Boogie, on the other hand, didn’t do as well. My husband and I both agree that she was worse on this trip than we’ve ever seen her. She started out well on Friday night. While she showed off to the group to the point of being annoying, she was happy and pleasant. She went to sleep a little late, but without any commotion. But the next day, she let herself go. She refused to eat breakfast, even when the other mother made her some warm oatmeal. She griped about holding my hand when we walked down the street to the dock. She stubbornly stood her ground when we wanted to leave the little village where we went to play at the playground. And she refused to eat the lasagna dinner that was supposed to be our dinner. In fact, she took one bite and spit it out, crying out loud that she didn’t like it. I could feel six sets of eyes on me as my husband and I took her screaming and crying downstairs so as not to ruin their dinner.
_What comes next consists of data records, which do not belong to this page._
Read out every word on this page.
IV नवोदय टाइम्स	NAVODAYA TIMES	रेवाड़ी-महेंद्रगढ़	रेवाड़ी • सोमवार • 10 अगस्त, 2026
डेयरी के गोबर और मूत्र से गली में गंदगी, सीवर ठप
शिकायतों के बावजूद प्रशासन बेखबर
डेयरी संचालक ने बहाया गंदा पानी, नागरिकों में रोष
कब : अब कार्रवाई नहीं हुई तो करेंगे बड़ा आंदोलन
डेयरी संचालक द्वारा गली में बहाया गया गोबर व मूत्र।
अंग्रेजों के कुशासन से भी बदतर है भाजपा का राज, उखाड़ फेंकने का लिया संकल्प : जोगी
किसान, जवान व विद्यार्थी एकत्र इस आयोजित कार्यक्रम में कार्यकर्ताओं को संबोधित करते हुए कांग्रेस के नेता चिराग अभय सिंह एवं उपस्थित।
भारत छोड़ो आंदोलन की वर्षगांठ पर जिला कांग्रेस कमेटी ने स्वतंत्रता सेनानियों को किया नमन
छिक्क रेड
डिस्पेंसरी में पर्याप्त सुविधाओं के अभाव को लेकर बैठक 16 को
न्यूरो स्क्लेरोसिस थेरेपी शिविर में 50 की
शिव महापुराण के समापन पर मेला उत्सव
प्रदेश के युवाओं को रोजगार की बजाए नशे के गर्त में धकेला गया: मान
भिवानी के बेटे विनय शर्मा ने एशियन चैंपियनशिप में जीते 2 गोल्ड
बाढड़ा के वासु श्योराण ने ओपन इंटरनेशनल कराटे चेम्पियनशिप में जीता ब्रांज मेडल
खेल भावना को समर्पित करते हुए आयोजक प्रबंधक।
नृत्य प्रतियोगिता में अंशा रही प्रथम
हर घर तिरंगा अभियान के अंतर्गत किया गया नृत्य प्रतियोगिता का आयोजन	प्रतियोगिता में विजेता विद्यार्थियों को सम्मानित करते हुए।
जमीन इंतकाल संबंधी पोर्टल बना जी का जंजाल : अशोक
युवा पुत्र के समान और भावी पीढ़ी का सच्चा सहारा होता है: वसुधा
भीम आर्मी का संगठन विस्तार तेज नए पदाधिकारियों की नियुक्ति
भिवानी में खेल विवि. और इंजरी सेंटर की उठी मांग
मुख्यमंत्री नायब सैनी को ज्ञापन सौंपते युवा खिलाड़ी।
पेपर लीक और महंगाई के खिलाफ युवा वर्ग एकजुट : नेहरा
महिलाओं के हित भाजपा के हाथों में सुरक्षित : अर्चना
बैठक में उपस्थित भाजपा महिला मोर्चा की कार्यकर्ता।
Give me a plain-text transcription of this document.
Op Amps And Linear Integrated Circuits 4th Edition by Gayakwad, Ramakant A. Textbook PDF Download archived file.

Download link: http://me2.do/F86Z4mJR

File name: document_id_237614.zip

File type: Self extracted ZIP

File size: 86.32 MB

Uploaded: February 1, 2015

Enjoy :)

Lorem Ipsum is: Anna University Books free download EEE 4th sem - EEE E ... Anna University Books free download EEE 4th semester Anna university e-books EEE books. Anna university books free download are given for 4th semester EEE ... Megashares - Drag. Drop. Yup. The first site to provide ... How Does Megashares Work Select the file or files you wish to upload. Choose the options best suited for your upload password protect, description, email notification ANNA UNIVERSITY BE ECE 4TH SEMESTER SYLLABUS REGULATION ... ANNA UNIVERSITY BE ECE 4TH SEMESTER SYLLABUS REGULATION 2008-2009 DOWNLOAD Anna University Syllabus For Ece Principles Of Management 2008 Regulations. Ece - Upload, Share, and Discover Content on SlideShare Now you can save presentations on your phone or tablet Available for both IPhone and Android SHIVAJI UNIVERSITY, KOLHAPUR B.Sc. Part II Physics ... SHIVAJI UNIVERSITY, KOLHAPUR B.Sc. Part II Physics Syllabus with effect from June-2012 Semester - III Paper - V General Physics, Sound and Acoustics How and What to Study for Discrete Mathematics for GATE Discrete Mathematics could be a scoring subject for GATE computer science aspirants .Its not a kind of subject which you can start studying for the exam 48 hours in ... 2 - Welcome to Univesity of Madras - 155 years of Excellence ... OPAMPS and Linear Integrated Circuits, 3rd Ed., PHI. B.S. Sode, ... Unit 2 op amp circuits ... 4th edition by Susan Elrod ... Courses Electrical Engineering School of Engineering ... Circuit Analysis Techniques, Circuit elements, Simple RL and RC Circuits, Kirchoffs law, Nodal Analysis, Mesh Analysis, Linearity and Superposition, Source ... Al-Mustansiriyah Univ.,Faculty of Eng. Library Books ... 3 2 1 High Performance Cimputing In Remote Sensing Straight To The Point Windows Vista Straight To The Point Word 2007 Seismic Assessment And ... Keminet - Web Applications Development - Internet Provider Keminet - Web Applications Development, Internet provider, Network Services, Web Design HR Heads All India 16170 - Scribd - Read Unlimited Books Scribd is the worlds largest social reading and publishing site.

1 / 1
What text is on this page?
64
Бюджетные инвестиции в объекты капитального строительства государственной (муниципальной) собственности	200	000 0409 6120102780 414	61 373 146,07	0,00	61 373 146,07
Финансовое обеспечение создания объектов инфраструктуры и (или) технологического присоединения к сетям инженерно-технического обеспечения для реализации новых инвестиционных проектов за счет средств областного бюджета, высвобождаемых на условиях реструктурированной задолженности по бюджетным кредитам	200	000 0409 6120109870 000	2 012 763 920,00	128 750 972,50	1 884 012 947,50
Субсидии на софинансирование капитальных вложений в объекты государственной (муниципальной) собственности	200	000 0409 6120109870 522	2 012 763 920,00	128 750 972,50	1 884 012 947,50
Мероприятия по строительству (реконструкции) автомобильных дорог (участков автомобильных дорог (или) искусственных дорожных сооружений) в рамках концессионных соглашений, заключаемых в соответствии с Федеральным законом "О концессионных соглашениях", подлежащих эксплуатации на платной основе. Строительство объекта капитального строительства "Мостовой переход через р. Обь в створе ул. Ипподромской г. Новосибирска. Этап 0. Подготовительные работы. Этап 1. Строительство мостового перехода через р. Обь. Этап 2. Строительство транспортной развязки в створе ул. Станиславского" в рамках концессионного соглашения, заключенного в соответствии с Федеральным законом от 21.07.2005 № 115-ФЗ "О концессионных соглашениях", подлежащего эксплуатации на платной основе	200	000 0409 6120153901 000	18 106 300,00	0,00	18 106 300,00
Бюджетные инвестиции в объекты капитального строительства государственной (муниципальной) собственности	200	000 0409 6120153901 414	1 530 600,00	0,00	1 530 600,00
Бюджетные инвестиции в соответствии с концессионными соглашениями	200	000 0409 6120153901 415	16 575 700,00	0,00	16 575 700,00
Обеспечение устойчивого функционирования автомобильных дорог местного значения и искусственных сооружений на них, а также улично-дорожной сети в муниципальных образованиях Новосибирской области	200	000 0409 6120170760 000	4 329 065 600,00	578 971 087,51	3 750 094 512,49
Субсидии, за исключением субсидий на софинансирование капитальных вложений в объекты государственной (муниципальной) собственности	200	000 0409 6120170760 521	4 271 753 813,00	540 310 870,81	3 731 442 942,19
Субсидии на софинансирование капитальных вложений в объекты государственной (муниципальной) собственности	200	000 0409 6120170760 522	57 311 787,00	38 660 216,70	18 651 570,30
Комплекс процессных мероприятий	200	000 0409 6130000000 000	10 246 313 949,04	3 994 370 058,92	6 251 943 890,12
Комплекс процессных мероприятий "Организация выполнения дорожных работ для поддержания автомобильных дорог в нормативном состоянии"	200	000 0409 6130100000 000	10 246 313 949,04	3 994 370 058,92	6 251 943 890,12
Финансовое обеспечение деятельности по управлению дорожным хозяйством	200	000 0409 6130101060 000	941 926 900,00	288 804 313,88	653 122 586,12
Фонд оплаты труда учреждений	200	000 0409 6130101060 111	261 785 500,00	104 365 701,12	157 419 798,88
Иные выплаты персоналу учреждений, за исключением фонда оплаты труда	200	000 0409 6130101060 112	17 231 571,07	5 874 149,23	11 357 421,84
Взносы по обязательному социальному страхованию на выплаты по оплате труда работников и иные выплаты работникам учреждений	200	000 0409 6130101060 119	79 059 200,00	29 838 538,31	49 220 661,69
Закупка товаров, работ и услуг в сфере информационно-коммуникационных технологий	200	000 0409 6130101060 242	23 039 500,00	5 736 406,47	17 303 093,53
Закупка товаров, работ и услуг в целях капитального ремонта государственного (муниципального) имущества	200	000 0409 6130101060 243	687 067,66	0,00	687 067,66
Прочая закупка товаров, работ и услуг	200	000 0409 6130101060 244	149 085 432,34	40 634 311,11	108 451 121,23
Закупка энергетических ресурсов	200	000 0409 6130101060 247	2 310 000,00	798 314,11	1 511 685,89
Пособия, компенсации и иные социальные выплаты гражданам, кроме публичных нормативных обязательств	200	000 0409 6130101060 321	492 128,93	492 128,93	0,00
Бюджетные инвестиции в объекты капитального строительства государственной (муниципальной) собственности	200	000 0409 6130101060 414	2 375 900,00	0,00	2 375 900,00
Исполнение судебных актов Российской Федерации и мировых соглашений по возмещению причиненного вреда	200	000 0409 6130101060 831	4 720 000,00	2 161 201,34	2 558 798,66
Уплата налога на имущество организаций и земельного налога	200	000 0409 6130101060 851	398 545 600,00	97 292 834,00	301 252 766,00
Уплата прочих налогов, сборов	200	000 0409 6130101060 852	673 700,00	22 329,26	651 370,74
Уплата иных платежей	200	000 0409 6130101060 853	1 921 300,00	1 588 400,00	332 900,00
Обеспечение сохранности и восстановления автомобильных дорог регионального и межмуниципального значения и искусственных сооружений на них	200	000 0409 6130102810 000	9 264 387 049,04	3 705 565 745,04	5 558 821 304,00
She finally agreed to go upstairs if we’d fix her something else (I typically don’t make her something different, but I could tell that she really didn’t like the lasagna). I stayed downstairs to compose myself; I didn’t want anyone to see that I’d been crying downstairs as well. The next morning, she had another temper tantrum. This one because she didn’t want to share toys with the other toddler. Never mind that the toys weren’t hers, but in fact ones that the toddler was sharing with her. She screamed at the top of her lungs, and all I could think was that the other childless couples in the house would be cursing our name as she woke them up from their slumber, wondering when we would leave. We ended up leaving at noon. It was just too stressful worrying about when the next tantrum would come.

Maybe it would have been different if the lake house was owned by someone who had kids. Or someone I’d actually met before. Or if I wasn’t so hypersensitive about what people think about my kids. I just don’t want to be the kind of person who lets her kids run wild, bothering other people, touching or playing with things that don’t belong to them, or ultimately destroying property. I’m not of the mindset that children should be seen and not heard, but I do believe that they shouldn't be a nuisance.

Anyway, we did have a fun time at the lake house, but I have to say that I’m exhausted. I need a vacation from our vacation!

P.S. I should say that childless couples don't get the joy of seeing the beautiful faces of children as they sleep, or their giddy grins when you come home from work, or the screams of delight when they put together a puzzle or play with their toy train. While it's exhausting work, there's nothing more rewarding.